About Clinical Trial Compass

Why this exists

There are over 500,000 clinical trials registered worldwide. The data is public. The interfaces to access it are, to put it charitably, not built for patients.

Clinical Trial Compass is a consumer-grade interface on top of the world's open trial registries and drug safety databases — built for the person who has just received a diagnosis, the caregiver researching options, and anyone who wants to understand what's actually happening in medical research.

Data sources

• ClinicalTrials.gov API v2

  U.S. National Library of Medicine — the world's largest clinical trials registry. Updated daily.

• FDA FAERS (Adverse Event Reporting System)

  Real-world adverse event reports submitted by patients, clinicians, and manufacturers. Not the same as clinical trial safety data.

• OpenFDA Drug Label API

  FDA-approved drug labeling including indications, warnings, and contraindications.

What this is not

This is not medical advice. Nothing here should replace a conversation with your doctor, oncologist, or specialist. We surface data — we don't interpret it for your specific situation.

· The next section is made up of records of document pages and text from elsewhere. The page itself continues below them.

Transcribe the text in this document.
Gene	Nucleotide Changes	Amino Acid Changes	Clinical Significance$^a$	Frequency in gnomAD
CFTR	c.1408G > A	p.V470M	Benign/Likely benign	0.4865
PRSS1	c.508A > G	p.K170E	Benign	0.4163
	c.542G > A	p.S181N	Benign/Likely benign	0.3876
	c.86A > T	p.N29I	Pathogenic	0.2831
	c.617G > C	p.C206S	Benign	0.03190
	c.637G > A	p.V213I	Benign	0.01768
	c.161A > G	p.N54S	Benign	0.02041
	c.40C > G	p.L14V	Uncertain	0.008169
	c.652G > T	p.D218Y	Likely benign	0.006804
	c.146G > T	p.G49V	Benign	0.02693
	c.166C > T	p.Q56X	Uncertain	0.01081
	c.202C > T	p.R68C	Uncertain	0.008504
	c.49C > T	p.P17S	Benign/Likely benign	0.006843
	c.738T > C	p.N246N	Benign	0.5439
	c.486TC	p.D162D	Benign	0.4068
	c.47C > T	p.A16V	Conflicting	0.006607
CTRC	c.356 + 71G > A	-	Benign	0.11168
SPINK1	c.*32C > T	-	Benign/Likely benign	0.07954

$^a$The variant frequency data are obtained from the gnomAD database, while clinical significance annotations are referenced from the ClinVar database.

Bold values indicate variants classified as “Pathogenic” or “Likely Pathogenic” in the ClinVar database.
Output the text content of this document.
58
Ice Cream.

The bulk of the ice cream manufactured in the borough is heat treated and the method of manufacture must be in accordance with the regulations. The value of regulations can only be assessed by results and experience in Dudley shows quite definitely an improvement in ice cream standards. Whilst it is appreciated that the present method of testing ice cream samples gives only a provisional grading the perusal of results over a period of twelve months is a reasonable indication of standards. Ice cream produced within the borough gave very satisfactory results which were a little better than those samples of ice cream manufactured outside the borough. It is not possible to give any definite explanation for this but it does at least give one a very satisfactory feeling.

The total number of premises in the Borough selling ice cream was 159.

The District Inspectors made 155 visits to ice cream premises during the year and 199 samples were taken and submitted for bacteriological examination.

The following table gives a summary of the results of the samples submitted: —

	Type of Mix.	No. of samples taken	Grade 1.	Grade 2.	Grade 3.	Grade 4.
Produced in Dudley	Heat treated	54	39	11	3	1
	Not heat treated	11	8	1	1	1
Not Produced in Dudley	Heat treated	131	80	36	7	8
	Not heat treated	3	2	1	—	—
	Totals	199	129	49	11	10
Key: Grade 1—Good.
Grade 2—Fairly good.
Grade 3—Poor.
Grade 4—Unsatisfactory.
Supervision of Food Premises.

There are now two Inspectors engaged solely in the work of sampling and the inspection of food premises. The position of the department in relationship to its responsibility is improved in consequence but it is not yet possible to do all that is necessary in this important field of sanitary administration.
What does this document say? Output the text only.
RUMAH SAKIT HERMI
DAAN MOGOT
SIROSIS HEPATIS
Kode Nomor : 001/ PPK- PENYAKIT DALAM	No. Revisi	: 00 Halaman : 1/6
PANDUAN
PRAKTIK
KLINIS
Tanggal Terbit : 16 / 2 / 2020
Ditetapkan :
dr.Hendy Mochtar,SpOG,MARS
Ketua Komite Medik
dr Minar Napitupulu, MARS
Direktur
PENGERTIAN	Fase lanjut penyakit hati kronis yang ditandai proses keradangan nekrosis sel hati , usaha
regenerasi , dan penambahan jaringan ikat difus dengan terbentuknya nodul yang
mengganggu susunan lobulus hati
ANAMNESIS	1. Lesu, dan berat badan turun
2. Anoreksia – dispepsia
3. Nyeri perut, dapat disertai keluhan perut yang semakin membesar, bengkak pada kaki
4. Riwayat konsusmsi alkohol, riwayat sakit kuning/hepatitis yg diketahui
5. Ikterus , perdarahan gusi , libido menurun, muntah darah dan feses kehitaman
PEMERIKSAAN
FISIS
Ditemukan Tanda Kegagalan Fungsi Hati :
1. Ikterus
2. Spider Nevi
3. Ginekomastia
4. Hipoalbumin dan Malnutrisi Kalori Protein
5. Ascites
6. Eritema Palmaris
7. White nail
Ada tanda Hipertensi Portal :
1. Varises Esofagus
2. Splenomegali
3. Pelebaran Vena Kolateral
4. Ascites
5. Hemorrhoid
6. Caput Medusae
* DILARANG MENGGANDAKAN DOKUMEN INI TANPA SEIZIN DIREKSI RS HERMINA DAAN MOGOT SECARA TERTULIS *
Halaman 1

Adverse event reports in FAERS are voluntary and unverified. A high report count for a drug does not mean it is more dangerous than a drug with fewer reports — it may simply be more widely prescribed.

Business model

The core platform is free, forever. We don't accept pharma advertising, sponsored placements, or paid trial promotion. We don't sell your search data.

A premium tier is in development: personalised condition dashboards, trial match alerts, and downloadable safety reports for clinical conversations.